I’m guessing that many of you who plan on attending the conference are in the query stage of your writing career. More and more agents are converting to email only queries and submissions. It’s very important that you consider the professionalism aspects of this process.
1. Create a professional email address. Most agents that receive your queries have never met you. Your email is their first introduction to you. If your email address is “smutwriter at sexy.com” or “thenextfaulkner at literarygiants.com”, you might not be taken seriously. Keep it simple and real. Something like joesmith at yahoo.com.
2. Make sure you read all submission guidelines carefully. Some agents want your synopsis as an attachment, some want it pasted into the body of the email. Some don’t want one at all. If you don’t follow the rules, there’s a high likelihood your email will just get deleted. Don’t take that chance. Attachments can be tricky, for lots reasons like viruses. If there are no specific instructions, it’s better to paste the requested material into the body of your email.
3. Pay attention to any directions regarding your email’s subject line. Many agents have their email accounts set up to filter queries. This requires certain keywords are included. If you follow directions, yours will go into the right folder. If not, well, then it goes straight into the trash bin.
4. Make sure you also check out the rules on multiple submissions. Most agencies have databases where they record submissions. If they prefer writers don’t submit more than one manuscript at once, or to more than one agent on staff at once, DON’T EVEN CONSIDER IT. This is the kiss of death. They will realize it. You’re not being clever and you’ll likely NEVER get representation with this agency.
5. Be patient. Agents have existing clients, deadlines to meet, and conferences to attend, and book signings and then there’s the. . .Get it?
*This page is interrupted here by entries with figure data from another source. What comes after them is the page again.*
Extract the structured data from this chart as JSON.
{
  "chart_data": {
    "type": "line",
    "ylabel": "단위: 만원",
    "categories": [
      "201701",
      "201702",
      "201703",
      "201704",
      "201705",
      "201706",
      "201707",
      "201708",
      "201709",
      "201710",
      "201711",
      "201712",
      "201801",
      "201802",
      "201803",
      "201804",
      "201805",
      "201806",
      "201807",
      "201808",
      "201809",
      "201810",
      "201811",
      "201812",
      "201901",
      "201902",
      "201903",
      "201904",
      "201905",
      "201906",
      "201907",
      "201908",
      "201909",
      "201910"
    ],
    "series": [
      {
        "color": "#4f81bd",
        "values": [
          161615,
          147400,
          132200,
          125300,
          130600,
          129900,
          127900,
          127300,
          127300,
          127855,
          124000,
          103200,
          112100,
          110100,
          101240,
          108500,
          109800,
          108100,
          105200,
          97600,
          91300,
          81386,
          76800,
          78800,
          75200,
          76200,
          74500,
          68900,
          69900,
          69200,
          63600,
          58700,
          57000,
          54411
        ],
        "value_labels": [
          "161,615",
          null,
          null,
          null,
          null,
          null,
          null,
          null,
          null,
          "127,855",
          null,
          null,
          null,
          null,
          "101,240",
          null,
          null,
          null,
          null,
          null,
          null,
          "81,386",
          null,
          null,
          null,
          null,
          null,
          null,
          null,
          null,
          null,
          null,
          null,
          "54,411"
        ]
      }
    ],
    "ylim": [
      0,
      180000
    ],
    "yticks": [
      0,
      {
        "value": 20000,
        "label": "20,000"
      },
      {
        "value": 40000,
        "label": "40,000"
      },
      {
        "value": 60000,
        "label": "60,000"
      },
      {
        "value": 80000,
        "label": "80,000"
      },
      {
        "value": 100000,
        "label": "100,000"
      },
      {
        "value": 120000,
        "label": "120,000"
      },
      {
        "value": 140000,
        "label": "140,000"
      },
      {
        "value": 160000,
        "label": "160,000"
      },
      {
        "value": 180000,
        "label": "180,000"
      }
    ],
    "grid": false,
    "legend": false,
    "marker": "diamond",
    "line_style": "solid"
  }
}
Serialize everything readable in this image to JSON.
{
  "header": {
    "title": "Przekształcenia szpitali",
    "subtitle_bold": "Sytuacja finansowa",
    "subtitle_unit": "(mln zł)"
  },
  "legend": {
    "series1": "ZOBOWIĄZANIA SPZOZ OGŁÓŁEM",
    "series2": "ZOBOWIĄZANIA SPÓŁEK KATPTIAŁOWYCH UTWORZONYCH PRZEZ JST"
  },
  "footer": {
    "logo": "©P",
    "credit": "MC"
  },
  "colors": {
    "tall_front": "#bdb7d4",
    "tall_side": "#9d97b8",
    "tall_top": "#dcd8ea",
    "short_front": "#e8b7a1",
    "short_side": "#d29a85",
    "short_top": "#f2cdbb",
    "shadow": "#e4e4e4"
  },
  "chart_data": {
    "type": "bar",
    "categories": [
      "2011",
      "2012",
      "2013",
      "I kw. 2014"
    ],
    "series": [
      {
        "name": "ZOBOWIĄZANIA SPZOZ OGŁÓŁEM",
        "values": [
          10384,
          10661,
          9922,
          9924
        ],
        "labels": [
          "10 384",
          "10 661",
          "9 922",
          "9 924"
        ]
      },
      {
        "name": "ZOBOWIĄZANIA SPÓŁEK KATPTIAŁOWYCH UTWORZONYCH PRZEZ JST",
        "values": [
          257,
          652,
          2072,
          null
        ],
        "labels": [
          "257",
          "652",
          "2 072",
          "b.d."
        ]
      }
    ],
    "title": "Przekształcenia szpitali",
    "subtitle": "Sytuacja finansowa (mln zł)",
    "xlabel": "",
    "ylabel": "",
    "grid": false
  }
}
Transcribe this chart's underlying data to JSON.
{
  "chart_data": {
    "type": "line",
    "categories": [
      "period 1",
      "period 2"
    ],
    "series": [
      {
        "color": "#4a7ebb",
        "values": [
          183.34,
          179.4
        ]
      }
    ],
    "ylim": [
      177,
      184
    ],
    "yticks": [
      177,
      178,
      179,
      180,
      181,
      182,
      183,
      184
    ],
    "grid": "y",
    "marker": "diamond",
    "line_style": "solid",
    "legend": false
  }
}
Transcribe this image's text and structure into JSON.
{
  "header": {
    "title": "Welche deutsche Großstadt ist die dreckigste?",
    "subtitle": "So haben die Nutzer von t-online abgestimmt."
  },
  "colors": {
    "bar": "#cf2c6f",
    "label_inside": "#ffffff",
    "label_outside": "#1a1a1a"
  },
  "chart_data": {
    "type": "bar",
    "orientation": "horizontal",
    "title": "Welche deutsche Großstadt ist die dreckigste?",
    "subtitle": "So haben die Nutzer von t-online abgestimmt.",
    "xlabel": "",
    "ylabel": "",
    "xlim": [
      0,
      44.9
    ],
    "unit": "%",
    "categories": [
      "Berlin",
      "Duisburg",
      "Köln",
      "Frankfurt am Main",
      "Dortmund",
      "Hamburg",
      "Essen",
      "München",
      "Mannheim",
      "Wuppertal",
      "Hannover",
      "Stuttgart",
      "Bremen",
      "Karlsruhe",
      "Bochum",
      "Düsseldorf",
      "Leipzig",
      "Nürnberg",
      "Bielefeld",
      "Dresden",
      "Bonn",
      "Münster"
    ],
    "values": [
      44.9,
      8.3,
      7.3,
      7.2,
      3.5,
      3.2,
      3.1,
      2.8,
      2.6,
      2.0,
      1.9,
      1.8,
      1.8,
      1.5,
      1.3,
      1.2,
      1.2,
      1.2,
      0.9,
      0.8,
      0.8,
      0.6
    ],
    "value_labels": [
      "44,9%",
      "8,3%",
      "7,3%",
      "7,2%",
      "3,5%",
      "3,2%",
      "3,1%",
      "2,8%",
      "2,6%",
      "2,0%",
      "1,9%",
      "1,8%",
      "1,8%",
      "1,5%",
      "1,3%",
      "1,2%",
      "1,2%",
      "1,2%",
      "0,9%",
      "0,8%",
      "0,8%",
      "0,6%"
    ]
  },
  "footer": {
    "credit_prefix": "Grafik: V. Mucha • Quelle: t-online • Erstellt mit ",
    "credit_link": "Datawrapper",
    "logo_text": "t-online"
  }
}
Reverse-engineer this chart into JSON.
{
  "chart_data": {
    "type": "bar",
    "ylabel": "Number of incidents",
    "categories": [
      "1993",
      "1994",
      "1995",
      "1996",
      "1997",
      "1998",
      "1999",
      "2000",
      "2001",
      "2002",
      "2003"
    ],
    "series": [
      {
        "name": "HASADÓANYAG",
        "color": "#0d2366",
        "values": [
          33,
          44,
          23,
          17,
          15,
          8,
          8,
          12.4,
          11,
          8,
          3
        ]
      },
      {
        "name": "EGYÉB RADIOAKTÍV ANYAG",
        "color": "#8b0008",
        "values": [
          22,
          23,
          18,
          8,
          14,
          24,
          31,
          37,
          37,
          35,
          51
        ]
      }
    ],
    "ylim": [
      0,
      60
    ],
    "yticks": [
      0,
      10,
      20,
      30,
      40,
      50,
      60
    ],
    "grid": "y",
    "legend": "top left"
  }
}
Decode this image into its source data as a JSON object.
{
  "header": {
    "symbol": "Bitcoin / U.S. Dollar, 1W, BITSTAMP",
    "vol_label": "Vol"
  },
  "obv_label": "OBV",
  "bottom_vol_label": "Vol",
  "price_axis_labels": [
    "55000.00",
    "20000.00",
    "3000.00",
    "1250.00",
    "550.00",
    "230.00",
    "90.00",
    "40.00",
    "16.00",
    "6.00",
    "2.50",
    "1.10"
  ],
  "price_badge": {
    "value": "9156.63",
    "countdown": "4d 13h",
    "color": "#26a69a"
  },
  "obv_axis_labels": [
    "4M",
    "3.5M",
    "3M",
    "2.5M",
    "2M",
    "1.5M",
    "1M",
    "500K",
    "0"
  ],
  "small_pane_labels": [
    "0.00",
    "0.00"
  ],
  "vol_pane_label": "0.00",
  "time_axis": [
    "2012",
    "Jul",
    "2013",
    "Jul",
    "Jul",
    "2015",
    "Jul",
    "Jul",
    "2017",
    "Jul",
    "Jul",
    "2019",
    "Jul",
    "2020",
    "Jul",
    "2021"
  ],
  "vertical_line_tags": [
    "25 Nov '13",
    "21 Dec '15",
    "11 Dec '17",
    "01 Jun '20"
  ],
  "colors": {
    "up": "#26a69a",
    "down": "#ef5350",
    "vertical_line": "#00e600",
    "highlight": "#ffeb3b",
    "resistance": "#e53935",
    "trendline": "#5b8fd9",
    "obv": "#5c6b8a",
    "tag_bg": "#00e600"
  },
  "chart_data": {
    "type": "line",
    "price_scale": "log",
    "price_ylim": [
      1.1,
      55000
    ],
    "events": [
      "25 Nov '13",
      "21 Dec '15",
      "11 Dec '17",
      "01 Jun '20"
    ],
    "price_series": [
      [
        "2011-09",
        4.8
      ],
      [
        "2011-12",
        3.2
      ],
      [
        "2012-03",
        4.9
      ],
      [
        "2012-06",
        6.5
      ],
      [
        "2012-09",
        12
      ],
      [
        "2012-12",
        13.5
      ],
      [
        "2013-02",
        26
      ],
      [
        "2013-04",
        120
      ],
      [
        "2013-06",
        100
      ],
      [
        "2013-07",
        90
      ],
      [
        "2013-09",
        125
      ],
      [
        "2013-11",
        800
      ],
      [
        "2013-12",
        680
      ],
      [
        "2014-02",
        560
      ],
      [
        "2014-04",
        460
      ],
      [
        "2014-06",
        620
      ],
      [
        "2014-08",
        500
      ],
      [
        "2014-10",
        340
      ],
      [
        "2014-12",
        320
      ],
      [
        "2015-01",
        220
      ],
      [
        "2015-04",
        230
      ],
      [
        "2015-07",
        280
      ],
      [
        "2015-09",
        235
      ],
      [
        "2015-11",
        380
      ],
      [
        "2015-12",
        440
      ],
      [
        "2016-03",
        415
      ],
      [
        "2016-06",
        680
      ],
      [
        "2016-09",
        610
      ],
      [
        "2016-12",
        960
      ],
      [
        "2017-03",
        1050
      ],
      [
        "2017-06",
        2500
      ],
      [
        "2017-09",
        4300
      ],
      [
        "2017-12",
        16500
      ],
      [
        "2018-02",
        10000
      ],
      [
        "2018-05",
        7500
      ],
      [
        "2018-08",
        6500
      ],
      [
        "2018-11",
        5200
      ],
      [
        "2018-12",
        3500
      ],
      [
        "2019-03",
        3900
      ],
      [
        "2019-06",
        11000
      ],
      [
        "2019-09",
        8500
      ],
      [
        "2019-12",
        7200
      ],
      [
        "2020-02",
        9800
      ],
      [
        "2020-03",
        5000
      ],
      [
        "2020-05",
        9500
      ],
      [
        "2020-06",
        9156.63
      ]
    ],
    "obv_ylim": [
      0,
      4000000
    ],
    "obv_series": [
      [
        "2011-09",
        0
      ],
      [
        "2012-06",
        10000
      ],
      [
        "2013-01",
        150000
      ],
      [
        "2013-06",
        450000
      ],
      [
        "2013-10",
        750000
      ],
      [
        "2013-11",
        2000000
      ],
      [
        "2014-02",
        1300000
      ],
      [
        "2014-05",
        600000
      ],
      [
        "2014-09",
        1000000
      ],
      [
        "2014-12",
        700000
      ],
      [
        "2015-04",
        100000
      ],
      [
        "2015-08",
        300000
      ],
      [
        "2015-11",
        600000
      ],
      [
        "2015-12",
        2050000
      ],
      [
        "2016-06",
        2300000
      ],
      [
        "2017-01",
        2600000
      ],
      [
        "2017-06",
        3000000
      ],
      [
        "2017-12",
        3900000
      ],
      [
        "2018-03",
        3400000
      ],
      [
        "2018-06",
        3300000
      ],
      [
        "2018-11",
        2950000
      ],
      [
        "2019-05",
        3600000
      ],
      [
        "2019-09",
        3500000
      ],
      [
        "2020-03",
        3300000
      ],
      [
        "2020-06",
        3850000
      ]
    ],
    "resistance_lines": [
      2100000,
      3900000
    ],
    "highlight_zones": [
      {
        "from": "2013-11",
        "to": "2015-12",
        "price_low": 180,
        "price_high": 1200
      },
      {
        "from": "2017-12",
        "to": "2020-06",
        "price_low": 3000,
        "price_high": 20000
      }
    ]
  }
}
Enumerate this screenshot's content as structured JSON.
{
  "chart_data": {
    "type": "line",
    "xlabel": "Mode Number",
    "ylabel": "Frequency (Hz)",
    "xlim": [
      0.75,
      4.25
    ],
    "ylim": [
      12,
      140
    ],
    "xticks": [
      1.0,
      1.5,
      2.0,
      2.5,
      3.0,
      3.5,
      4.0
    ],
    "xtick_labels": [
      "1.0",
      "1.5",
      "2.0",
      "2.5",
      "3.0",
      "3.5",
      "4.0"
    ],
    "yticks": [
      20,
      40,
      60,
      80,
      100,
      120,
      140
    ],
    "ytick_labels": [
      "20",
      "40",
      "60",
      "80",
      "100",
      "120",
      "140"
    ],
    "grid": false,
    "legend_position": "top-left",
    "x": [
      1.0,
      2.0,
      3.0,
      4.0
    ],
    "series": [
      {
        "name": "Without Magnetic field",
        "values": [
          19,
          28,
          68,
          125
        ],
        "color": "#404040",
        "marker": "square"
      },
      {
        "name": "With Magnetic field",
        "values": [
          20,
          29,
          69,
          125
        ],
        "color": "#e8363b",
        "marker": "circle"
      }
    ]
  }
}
Agents are really busy people and they don’t want to be pestered. Especially if you’re not one of their clients. Keep it cool. They will respond and if they don’t, well frankly, they’re not interested.
Getting it published isn’t ALL about the writing. Sure, you have to be a good (or maybe great) writer to snag a deal, but you also have to be someone that agents and editors can work with—high maintenance clients, especially ones that can’t follow simple rules, are not what they’re looking to sign.